Each Saturday I used to walk to the main road to catch the bus to east Dereham Where I used to spend the day with my mum and my sisters. It was lovely to see them each week. I enjoyed my time with my Aunt and her family at Scarning Dale but the day came when my mum got a house in Beeston. So one more time I walked up the lane but that was to wait for the lorry with my family to move to our new house.
While living in Beeston I made friends with some of the girls in the village. I remember Pamela Howe, Carol Betts and also Janice Mitchell.
My sister Julie, who was two years older than me, also met and stayed friends with Joan Cross for many years, Joan, like us, came from a large family, they were friends with Pauline and Joy Hammond who lived not far from us.

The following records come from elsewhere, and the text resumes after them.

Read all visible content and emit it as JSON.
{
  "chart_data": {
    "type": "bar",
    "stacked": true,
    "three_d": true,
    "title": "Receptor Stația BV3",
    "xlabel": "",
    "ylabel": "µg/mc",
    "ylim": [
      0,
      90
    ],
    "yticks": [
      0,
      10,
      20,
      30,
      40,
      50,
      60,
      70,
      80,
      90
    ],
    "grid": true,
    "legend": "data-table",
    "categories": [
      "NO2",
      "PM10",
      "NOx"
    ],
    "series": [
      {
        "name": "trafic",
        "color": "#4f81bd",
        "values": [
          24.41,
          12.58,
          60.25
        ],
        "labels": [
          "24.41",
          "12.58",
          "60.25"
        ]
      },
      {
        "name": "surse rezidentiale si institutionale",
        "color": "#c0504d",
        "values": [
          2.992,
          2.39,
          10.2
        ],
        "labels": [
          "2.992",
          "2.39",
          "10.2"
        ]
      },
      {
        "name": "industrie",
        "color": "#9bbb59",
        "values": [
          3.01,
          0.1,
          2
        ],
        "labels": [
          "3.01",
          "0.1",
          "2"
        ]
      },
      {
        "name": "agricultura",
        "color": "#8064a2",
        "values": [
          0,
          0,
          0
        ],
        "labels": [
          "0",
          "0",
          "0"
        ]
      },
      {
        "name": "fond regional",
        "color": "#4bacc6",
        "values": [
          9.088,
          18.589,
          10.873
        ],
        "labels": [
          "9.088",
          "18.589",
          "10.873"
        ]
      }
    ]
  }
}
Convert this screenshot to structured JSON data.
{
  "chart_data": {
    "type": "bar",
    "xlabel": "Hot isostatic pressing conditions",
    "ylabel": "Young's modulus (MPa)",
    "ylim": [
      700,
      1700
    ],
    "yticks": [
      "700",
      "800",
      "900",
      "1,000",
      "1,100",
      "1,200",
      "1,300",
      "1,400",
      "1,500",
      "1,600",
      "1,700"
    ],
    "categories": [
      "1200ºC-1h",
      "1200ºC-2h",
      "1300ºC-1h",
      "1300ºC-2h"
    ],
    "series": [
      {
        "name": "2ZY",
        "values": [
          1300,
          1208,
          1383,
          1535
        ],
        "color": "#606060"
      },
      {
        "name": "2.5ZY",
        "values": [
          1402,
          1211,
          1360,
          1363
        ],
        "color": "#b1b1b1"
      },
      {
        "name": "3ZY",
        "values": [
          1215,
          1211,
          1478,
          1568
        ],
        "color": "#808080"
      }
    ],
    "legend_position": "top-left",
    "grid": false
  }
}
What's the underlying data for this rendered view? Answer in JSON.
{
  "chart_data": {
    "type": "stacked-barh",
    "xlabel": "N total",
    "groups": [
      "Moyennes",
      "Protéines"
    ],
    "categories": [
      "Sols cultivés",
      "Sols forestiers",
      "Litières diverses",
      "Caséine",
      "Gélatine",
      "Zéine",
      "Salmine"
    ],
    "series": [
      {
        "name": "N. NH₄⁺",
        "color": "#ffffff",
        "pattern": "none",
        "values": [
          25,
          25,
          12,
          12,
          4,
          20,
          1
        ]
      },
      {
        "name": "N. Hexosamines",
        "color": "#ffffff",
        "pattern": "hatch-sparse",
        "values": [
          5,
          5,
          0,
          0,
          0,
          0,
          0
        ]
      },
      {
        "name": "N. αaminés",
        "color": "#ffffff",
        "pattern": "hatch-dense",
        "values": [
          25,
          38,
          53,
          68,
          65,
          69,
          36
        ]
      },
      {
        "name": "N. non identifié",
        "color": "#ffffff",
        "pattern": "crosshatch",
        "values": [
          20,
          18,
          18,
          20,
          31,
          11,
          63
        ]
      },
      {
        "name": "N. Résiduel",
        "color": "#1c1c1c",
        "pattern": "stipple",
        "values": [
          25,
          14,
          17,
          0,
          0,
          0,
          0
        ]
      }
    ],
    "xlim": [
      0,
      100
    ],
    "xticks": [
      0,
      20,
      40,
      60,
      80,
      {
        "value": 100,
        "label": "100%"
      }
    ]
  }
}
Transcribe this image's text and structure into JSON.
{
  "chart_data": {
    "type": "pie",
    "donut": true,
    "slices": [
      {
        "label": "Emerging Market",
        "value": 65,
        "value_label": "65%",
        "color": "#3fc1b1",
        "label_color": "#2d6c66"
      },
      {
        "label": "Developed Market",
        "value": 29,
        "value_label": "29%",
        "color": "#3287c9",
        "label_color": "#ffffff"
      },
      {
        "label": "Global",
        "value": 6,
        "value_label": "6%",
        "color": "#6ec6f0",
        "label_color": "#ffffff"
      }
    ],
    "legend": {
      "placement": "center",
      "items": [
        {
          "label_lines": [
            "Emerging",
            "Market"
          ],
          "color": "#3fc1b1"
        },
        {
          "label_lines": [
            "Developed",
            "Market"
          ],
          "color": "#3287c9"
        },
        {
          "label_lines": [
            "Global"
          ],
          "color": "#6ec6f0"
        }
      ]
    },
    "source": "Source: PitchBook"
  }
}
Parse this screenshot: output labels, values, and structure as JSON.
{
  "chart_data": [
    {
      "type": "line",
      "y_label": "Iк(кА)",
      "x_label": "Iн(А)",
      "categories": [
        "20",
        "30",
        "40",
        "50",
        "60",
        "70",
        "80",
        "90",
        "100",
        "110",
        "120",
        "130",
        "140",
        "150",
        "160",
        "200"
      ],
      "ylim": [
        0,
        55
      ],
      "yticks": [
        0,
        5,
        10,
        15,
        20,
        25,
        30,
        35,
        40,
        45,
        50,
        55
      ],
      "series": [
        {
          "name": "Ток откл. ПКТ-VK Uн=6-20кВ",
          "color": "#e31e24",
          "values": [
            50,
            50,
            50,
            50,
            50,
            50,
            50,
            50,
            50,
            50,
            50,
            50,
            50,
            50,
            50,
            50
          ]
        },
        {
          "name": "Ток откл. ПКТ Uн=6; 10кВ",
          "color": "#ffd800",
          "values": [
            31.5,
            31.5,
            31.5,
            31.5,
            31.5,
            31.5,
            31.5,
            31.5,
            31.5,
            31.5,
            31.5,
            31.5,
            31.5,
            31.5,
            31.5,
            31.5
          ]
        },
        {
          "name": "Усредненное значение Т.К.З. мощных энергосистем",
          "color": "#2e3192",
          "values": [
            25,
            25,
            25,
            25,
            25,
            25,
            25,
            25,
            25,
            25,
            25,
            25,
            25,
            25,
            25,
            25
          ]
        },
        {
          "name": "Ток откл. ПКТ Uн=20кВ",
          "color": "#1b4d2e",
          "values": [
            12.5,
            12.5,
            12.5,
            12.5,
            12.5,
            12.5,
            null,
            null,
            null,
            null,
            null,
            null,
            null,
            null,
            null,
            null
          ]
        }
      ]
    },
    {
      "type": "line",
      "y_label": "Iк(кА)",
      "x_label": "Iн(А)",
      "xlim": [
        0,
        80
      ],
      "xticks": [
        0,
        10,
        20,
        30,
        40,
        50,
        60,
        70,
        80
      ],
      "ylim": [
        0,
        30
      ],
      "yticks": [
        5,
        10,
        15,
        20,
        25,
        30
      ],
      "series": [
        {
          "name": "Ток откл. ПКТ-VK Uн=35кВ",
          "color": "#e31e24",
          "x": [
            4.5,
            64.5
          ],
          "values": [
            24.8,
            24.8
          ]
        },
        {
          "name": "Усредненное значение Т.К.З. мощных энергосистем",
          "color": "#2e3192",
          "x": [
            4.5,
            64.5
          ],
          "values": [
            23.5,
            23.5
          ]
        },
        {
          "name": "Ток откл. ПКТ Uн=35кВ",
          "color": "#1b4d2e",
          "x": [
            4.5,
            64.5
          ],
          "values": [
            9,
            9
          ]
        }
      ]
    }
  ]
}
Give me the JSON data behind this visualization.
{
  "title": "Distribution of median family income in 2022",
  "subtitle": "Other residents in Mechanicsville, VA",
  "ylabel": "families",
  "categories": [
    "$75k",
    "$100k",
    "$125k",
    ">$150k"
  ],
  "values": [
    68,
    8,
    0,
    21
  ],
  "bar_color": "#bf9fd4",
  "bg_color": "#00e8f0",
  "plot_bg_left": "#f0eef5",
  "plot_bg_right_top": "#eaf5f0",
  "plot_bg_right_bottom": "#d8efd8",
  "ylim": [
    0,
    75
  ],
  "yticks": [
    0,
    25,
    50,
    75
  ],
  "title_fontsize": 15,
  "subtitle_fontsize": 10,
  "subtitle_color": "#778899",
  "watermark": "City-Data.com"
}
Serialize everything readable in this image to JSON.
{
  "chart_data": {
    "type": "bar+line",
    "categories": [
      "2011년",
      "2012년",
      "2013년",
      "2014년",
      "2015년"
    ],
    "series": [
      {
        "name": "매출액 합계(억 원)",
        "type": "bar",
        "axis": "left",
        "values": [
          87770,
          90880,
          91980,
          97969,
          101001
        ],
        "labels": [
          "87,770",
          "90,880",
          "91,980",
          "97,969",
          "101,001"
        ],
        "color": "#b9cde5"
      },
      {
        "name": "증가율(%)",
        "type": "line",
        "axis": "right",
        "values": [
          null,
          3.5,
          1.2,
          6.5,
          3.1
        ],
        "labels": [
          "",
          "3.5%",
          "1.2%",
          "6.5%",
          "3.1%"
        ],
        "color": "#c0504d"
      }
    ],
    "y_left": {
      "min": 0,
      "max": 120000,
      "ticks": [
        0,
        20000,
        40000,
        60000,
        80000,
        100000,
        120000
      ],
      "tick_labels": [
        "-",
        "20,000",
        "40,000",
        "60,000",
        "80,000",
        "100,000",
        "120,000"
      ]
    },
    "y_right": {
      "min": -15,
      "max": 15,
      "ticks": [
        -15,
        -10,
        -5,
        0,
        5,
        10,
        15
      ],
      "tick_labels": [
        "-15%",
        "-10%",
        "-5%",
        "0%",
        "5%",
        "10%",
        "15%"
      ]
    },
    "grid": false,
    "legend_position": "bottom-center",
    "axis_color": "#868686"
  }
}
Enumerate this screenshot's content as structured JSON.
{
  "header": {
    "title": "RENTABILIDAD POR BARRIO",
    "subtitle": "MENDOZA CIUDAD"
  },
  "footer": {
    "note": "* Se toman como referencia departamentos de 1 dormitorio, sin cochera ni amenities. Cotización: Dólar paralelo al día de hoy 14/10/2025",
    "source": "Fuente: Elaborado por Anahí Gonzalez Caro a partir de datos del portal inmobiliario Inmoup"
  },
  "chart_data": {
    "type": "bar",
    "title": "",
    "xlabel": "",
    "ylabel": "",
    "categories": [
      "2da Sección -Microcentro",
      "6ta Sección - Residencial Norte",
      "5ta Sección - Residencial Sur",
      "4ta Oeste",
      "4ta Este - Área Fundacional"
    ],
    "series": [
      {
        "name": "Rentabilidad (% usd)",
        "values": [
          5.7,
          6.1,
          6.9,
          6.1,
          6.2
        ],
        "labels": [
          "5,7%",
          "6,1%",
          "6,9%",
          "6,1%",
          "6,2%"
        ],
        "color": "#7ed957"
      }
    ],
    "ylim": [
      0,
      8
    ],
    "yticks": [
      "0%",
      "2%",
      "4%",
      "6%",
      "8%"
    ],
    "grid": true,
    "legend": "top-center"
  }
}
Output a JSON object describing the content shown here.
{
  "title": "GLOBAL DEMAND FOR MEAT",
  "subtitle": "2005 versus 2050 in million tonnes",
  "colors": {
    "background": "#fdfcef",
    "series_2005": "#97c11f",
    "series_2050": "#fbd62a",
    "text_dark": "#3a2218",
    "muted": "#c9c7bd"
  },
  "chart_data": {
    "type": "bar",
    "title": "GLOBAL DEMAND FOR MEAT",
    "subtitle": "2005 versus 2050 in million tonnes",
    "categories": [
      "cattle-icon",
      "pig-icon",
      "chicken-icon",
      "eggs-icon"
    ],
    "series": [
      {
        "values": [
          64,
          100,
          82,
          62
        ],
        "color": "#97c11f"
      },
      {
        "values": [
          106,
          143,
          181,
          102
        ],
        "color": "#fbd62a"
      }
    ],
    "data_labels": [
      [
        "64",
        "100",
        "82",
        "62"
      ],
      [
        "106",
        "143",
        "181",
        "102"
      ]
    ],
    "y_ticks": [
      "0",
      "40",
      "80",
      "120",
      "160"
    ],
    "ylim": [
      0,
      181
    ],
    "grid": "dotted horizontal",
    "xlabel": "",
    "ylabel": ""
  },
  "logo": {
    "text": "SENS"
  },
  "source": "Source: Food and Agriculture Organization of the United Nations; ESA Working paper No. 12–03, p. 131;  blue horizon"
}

Although we lived in a house, which the Americans had occupied during the war years, to us it was wonderful - running water, flush toilet and also a nice bathroom. (Two houses we lived in after moving from Beeston never even had a flush toilet)
Whilst we were at school we used to cycle to many of the villages in that area, fruit picking, many a time we should have been at school but found fruit picking more exciting - plus you got paid, which to us was far better than going to school.
Another thing we did to earn some money was to go to the local refuse site, which was in Beeston, collect jam jars, make sure they were all clean and washed, put them in a sack, then walk the two miles to Cranes' Comer to get a bus into East Dereham where we sold then a penny a jar to the owners of the fish & chip shop. We never found out what he did with them, the people on the bus must have wondered what we had in our sacks. When I saw "The Road Show" on TV of what treasures had been found at a refuse site, I wandered what we would have found if we had really looked.
When I left school my first job was working in Woolworths at East Dereham, but found it quite a distance to cycle in bad weather. In those days there were plenty of jobs about.
I then worked in Corbatch's, which was a canning factory in Beeston. The first day I started I had to work on a conveyor belt to pick over and check the cherries, which had come in from Sittingbourne in Kent. Every time I hear of Sittingbourne I think of those cherries, 1 have never seen fruit like that. As you can imagine a few of those went in my mouth and also a few of the pears they canned went home to Mum and family.
In a small village like it was in those days, we found quite a bit to do socially. The coach used to go to Norwich on a Saturday evening to speedway, 1 enjoyed going there. Then they had a coach, which went to Dereham on a Sunday evening to the cinema. Occasionally the village held a dance, which was in one of the nisson huts. I didn't enjoy them much, to be truthful I wasn't a very good dancer, and I'm still no better.
Sometimes my husband Fred and I take a ride through Beeston, especially if we are out that way. Last year when we where near Litcham we drove past the school and then into Beeston. We missed the lane we used to use, the one where the pond was, where we used to get the water hen's eggs from. That day we went into the village past the council houses and that was where Pamela and Carol used to live. We then made our way to the church where my sister Julie got married. The church is quite a way from the village, I do believe there is a story why it is so far out.
But it don't make no difference what way we drive into Beeston, each road holds so many memories for me, most of them really happy ones. It definitely don't seem fifty years, it only seems like yesterday.